Muslims and Politics in Postcolonial Mozambique
The important full history of Islamic politics in Mozambique, from independence to the current insurgency, looking beyond the lens of ‘jihadism’.
Since 2017, Mozambique has been confronted with a jihadi insurgency. This book looks at the origins of that insurgency, and the broader and longer history of the relationship between Islam and politics in the country. Did Mozambique’s Muslim politics always point towards jihad?
Eric Morier-Genoud examines the period immediately after independence, when the state engaged in anticlericalism; he then moves across the decades to the 2000s, when the ruling party and the opposition alike courted Muslims for electoral purposes, before reaching the 2010s, when tensions between ‘mosque and state’ returned. Along the way, he explores a wide variety of phenomena, including the rise of Wahhabism, religious competition, state mediation, secularism, the alleged growth and radicalisation of Islam, and the origins of the ongoing insurgency. What emerges is a rich history, attentive to different branches and elements of the Muslim community, looking far beyond the narrow perspective of jihad.

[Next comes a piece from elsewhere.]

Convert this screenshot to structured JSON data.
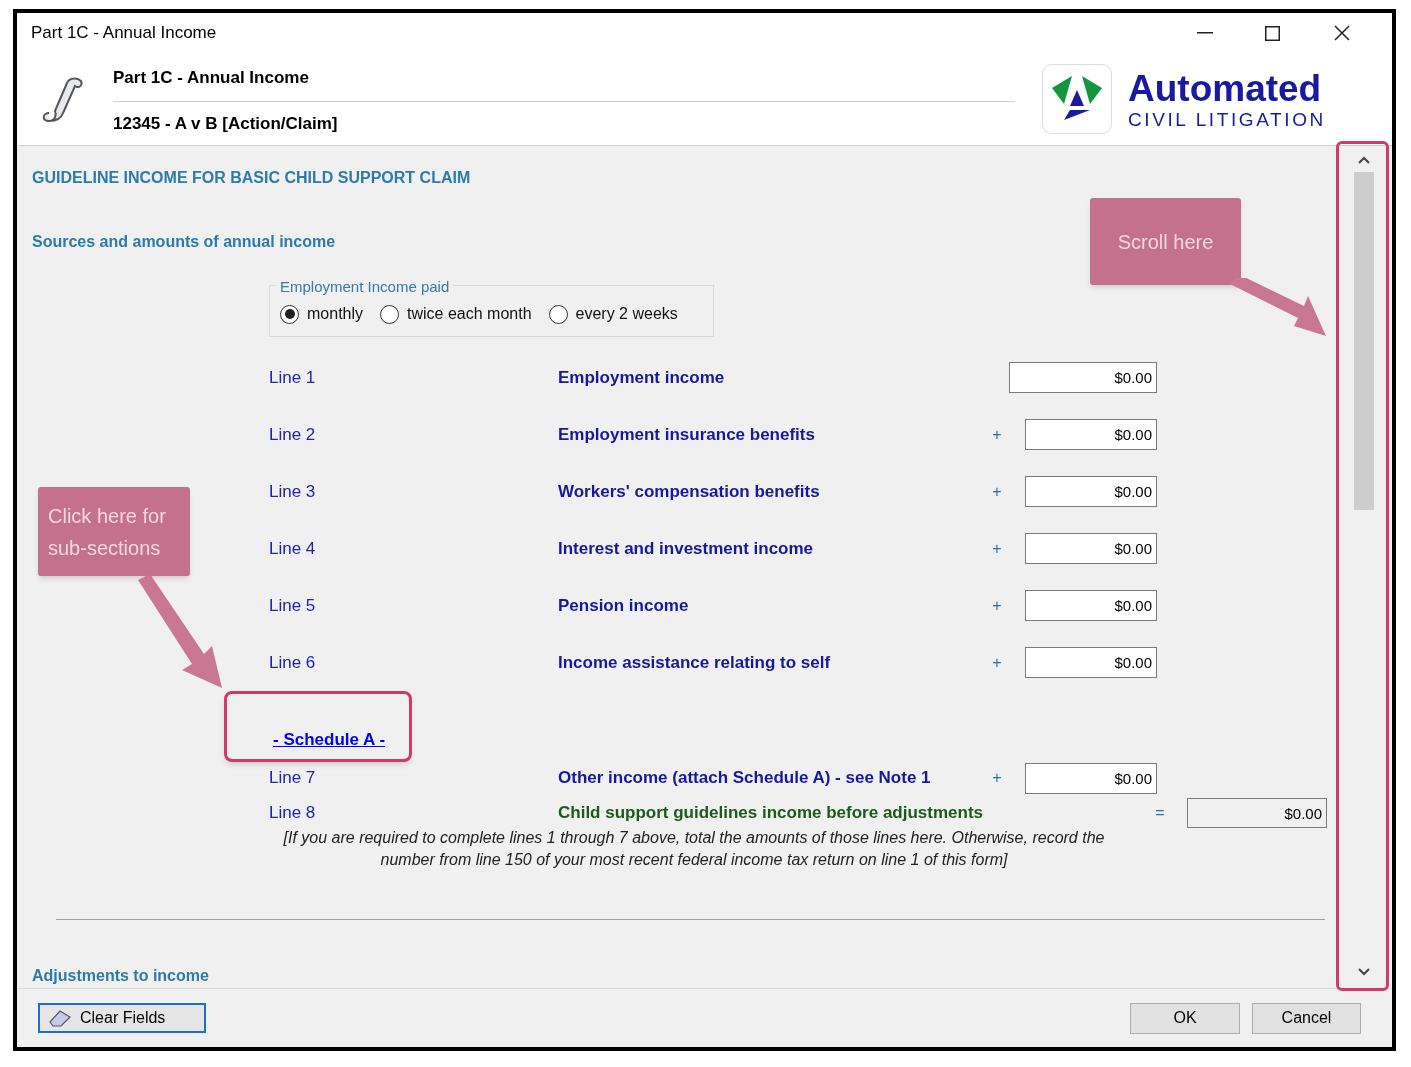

Taking a socio-historical perspective, Towards Jihad? unpacks a complex dynamic, which the jihadi insurgency is in fact now disrupting. Understanding the long history of Muslims’ engagement with politics in Mozambique sheds light on where the country has come from, where it stands now amidst violent unrest, and where it might go next.
Eric Morier-Genoud is a reader in African History at Queen’s University Belfast. He has published extensively on politics and religion in South Africa and Mozambique. His most recent volume is Catholicism and the Making of Politics in Central Mozambique, 1940–1986.